The termination agreement marks a reset for Empire Wind 2, a joint venture between Equinor and BP located off the coast of Long Island. The companies attribute the reset to the changing economic circumstances of the offshore wind industry at large, such as inflation and supply chain disruptions. The companies aim to seek new offtake opportunities for the already-mature Empire Wind project in order to continue its development.

Both the Empire Wind 1 and Empire Wind 2 have recently achieved significant permitting milestones and are expected to eventually power around 1 million New York homes.

“Commercial viability is fundamental for ambitious projects of this size and scale,” said Molly Morris, president of Equinor Renewables Americas. “The Empire Wind 2 decision provides the opportunity to reset and develop a stronger and more robust project going forward. We will continue to closely engage our many community partners across the state.”

Despite the delay, Equinor and BP cite their continued engagement with the United States’ goal of scaling up offshore wind development and consider New York state’s commitment to the renewable energy source a promising indicator for successful continuation of the project.

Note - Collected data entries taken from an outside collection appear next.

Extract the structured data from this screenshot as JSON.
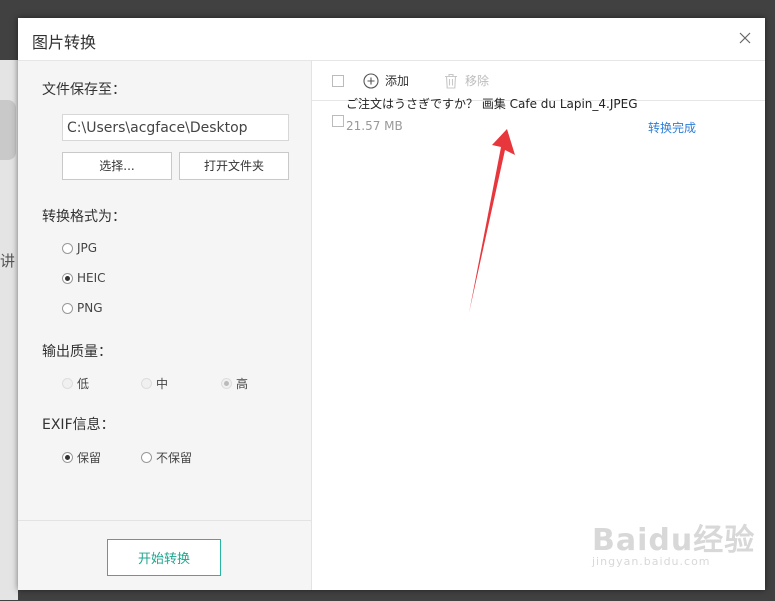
{
  "dialog": {
    "title": "图片转换"
  },
  "left": {
    "save_label": "文件保存至：",
    "save_path": "C:\\Users\\acgface\\Desktop",
    "choose_button": "选择...",
    "open_folder_button": "打开文件夹",
    "format_label": "转换格式为：",
    "formats": [
      {
        "label": "JPG",
        "selected": false
      },
      {
        "label": "HEIC",
        "selected": true
      },
      {
        "label": "PNG",
        "selected": false
      }
    ],
    "quality_label": "输出质量：",
    "qualities": [
      {
        "label": "低",
        "selected": false
      },
      {
        "label": "中",
        "selected": false
      },
      {
        "label": "高",
        "selected": true
      }
    ],
    "exif_label": "EXIF信息：",
    "exif_options": [
      {
        "label": "保留",
        "selected": true
      },
      {
        "label": "不保留",
        "selected": false
      }
    ],
    "start_button": "开始转换"
  },
  "toolbar": {
    "add_label": "添加",
    "remove_label": "移除"
  },
  "files": [
    {
      "name": "ご注文はうさぎですか？ 画集 Cafe du Lapin_4.JPEG",
      "size": "21.57 MB",
      "status": "转换完成"
    }
  ],
  "watermark": {
    "text": "Baidu经验",
    "url": "jingyan.baidu.com"
  },
  "colors": {
    "accent": "#20a58f",
    "status": "#2d7fd8",
    "arrow": "#e8363d"
  }
}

Offshore Wind Industry Experiences Mixed Success

Empire Wind 2’s reset may come without surprise as a number of offshore wind projects in the U.S. have faced similar delays. Late last year, two of Ørsted’s major offshore wind projects in New Jersey were canceled after the projects were considered to be no longer financially feasible.

Experts reportedly claim meeting the Biden administration’s goal of generating 30 gigawatts of offshore wind energy by 2030 is unlikely at this point, according to a PBS report, but they expect the country to reach 20 to 22 gigawatts or more.

Nonetheless, some offshore wind projects in the U.S. have progressed, with some reaching commercial operation. Earlier this week, the Vineyard Wind project led by Avangrid and Copenhagen Infrastructure Partners began to deliver power to the New England grid. Leases for new offshore wind projects have also been recently issued in Delaware, Maryland, and Virginia.

Efforts have also been made to strengthen U.S. supply chains for offshore wind in order to reduce uncertainty and delays often associated with reliance on imports.